Stiff Little Fingers – No Going Back

Last year’s most impressive punk rock success story was Stiff Little Fingers’ No Going Back, an album whose production was entirely fan-funded through PledgeMusic, reaching 120% of its goal on the first day. Recorded in February, it ascended to #1 in the U.K. charts by mid-September. Not bad for a feisty Belfast combo who’ve been around in one form or another since 1977. Though best known for excoriating the British military presence in Northern Ireland via now-classic punk standards such as “Suspect Device” and “Alternative Ulster,” SLF began directing their venom at a wider field of targets when the 21st century neared, with 1994’s uneven Get a Life taking aim at falsified police convictions and 2003’s superb Guitar and Drum passionately denouncing faux pop stars of the sort manufactured in TV singing contests.

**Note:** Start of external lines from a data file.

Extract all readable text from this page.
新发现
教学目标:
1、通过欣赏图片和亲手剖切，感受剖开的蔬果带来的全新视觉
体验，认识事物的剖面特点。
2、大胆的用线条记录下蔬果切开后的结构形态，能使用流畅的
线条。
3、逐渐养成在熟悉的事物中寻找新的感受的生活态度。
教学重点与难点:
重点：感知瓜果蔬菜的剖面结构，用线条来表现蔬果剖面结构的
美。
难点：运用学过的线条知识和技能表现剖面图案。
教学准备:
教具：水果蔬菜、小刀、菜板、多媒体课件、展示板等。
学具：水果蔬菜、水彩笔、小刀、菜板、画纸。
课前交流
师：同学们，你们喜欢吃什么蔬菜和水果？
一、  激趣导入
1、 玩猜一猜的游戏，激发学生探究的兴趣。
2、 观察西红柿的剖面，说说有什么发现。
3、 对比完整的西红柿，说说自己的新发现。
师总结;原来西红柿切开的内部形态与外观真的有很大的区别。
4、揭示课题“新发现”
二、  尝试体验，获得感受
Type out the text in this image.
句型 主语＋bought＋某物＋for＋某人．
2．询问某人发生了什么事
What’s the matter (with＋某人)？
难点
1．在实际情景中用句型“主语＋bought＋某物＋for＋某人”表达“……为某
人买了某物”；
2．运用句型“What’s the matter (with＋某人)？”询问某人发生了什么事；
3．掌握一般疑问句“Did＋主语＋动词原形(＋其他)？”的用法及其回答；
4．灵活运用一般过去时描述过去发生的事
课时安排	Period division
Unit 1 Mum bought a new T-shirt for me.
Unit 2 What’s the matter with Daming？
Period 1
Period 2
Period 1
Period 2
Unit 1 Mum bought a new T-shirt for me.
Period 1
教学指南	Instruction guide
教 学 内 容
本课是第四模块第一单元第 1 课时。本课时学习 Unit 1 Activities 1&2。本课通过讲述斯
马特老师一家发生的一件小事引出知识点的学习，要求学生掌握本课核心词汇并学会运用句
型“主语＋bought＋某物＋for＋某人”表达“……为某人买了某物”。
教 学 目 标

No Going Back now offers SLF’s broadest and, in many ways, boldest attack yet. Band leader and frontman Jake Burns has plenty to be angry about these days, using his powerful pipes to assault two-faced politicians (“Liar’s Club”), rich men devoid of social conscience (“I Just Care About Me”), crooked investors (“Good Luck with That”), the Catholic clergy’s child abuse cover-up (“Guilty as Sin”), and the institutionalized betrayal of undocumented immigrants (“Trail of Tears”). Some of his hottest wrath is leveled at the pension-raiders behind the international fiscal collapse in “Full Steam Backwards,” on which he rages, “You couldn’t see the bastards making hay/You’re sailing full steam backwards every day.” That SLF is able to sling such weighty, verbose barbs amid frantic, toe-tapping beats and adorn them with catchy fist-in-the-air choruses is as much a testament to Burns’ experience as a seasoned counterculture songsmith as it is to the maturity and scope of his worldview.

But this disc’s finest songs look inward, not out. “When We Were Young” revisits Burns’ own headstrong origins, nostalgically contrasting his current outrage against a sampled verse from SLF’s 1979 single “At the Edge.” Best of all, Burns’ intensely personal and revealing “My Dark Places” chronicles his extended battle with depression (in live performances, he dedicates the song to suicidal actor Robin Williams) and his ultimate triumph over those inner demons. Its exultant and liberating chorus, from which the album derives its title, finds Burns crying exuberantly, “I’m not going back/ I’m not going back/ To my dark places.” Which is, ultimately, an even greater success story than the album itself.